Est-il encore possible de faire un rapport de régularisation sur une opération de quasi-apport datant de 2007 ?

 

Pour pouvoir répondre à la question, l’ICCI se réfère au point 1.1.4. des Normes relatives au contrôle des apports en nature et quasi-apports (disponibles sur www.ibr-ire.be, sous la rubrique « Documentation – Normes ») :

 

« En ce qui concerne une opération de quasi-apport, le réviseur d’entreprises peut accepter d’effectuer un rapport de régularisation à l’intention de l’assemblée générale :

a)      lorsque celle-ci n’a jamais été invitée à donner l’autorisation requise par la loi, et qu’en conséquence l’acquisition par la société était irrégulière ; dans ce cas, le réviseur d’entreprises appliquera les présentes normes mais son rapport mentionnera qu’il s’agit de régulariser une situation de fait ;

 

b)      lorsque celle-ci a décidé l’acquisition mais que sa décision est annulable, par exemple par défaut de rapport révisoral (art. 222 (SPRL), 396 (SCRL) et 447, dernier alinéa (SA et SCA) du Code des sociétés) ; dans ce cas, en vue de prendre une décision régulière, l’assemblée pourra souhaiter obtenir un rapport révisoral conforme aux présentes normes ; ce rapport spécifiera les circonstances. ».

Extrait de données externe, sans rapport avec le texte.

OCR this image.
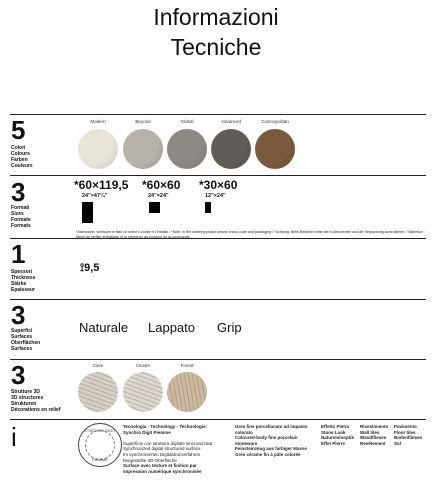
Informazioni
Tecniche
5
Colori
Colours
Farben
Couleurs
Modern	Beyond	Global	Advanced	Cosmopolitan
3
Formati
Sizes
Formate
Formats
*60×119,5
24"×47¼"
*60×60
24"×24"
*30×60
12"×24"
*Attenzione: verificare in fase di ordine il codice e l'imballo / *Note: In the ordering phase please check code and packaging / *Achtung: Beim Bestellen bitte die Kodenummer und die Verpackung kontrollieren / *Attention : Merci de vérifier emballage et la référence au moment de la commande
1
Spessori
Thickness
Stärke
Epaisseur
⟟9,5
3
Superfici
Surfaces
Oberflächen
Surfaces
Naturale Lappato Grip
3
Strutture 3D
3D structures
Strukturen
Décorations en relief
Cave	Cluster	Forest
i	SYNCHRO DIGIT
PIEMME
Tecnologia - Technology - Technologie:
Synchro Digit Piemme

Superficie con struttura digitale sincronizzata
Synchronized digital structured surface
Im synchronierten Digitaldrucverfahren
hergestellte 3D-Oberfläche
Surface avec texture et finition par
impression numérique synchronisée
Gres fine porcellanato ad impasto colorato
Coloured-body fine porcelain stoneware
Feinsteinzeug aus farbiger Masse
Grès cérame fin à pâte colorée
Effetto Pietra
Stone Look
Natursteinoptik
Effet Pierre
Rivestimento
Wall tiles
Wandfliesen
Revêtement
Pavimento
Floor tiles
Bodenfliesen
Sol
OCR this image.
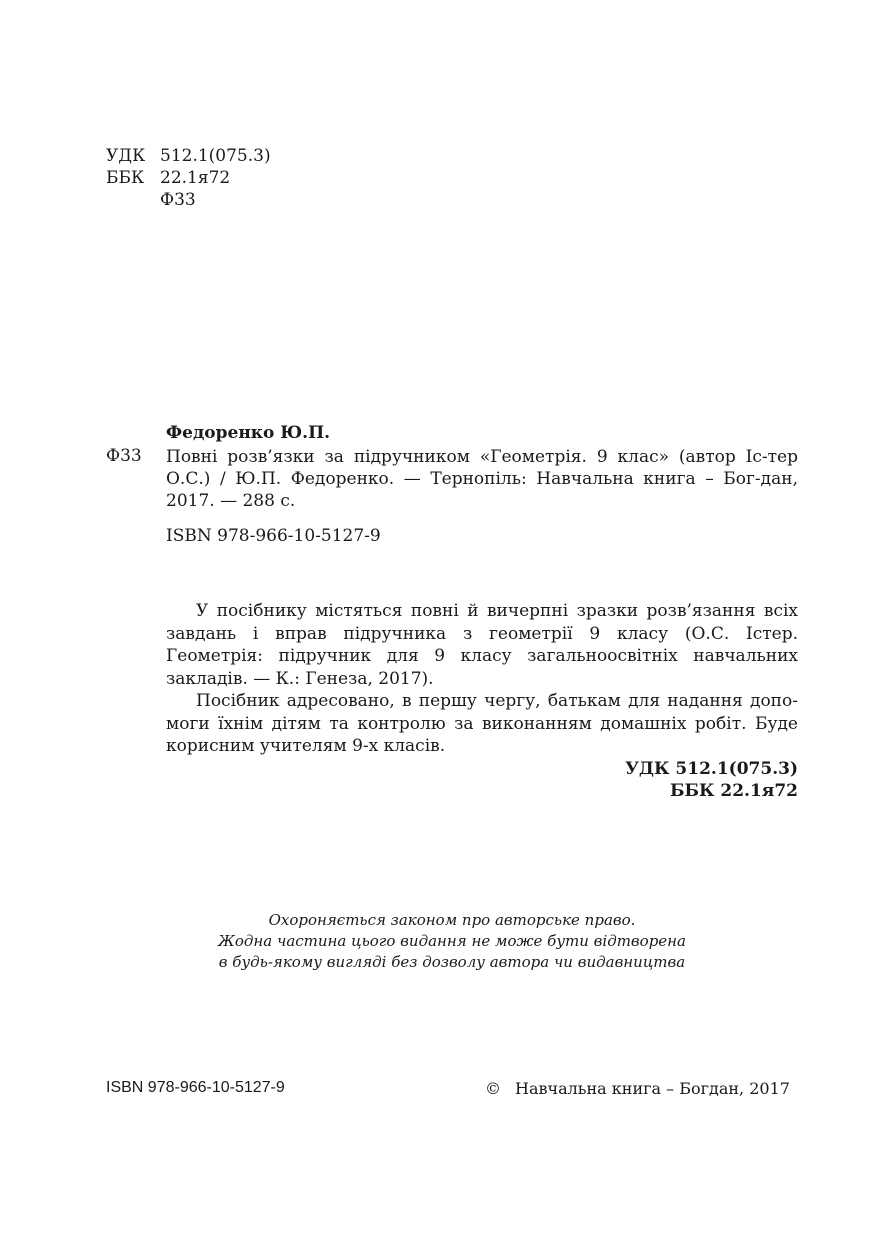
УДК 512.1(075.3)
ББК 22.1я72
Ф33
Федоренко Ю.П.
Ф33 Повні розв’язки за підручником «Геометрія. 9 клас» (автор Іс-тер О.С.) / Ю.П. Федоренко. — Тернопіль: Навчальна книга – Бог-дан, 2017. — 288 с.
ISBN 978-966-10-5127-9

У посібнику містяться повні й вичерпні зразки розв’язання всіх завдань і вправ підручника з геометрії 9 класу (О.С. Істер. Геометрія: підручник для 9 класу загальноосвітніх навчальних закладів. — К.: Генеза, 2017).

Посібник адресовано, в першу чергу, батькам для надання допо-моги їхнім дітям та контролю за виконанням домашніх робіт. Буде корисним учителям 9-х класів.

УДК 512.1(075.3)
ББК 22.1я72
Охороняється законом про авторське право.
Жодна частина цього видання не може бути відтворена
в будь-якому вигляді без дозволу автора чи видавництва
ISBN 978-966-10-5127-9	© Навчальна книга – Богдан, 2017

L’ICCI souhaite néanmoins attirer l’attention sur le fait que dans la pratique, il sera compliqué (voire impossible) pour le réviseur d’entreprises de vérifier l’existence de certains éléments de l’actif (des biens mobiliers, par exemple) ayant fait l’objet dudit quasi-apport.

 

Il incombe donc au réviseur d’entreprises de faire preuve de la plus grande prudence et de s’abstenir d’évaluer ces éléments de l’actif pour lesquels il n’aurait pas pu effectuer un contrôle adéquat et consciencieux.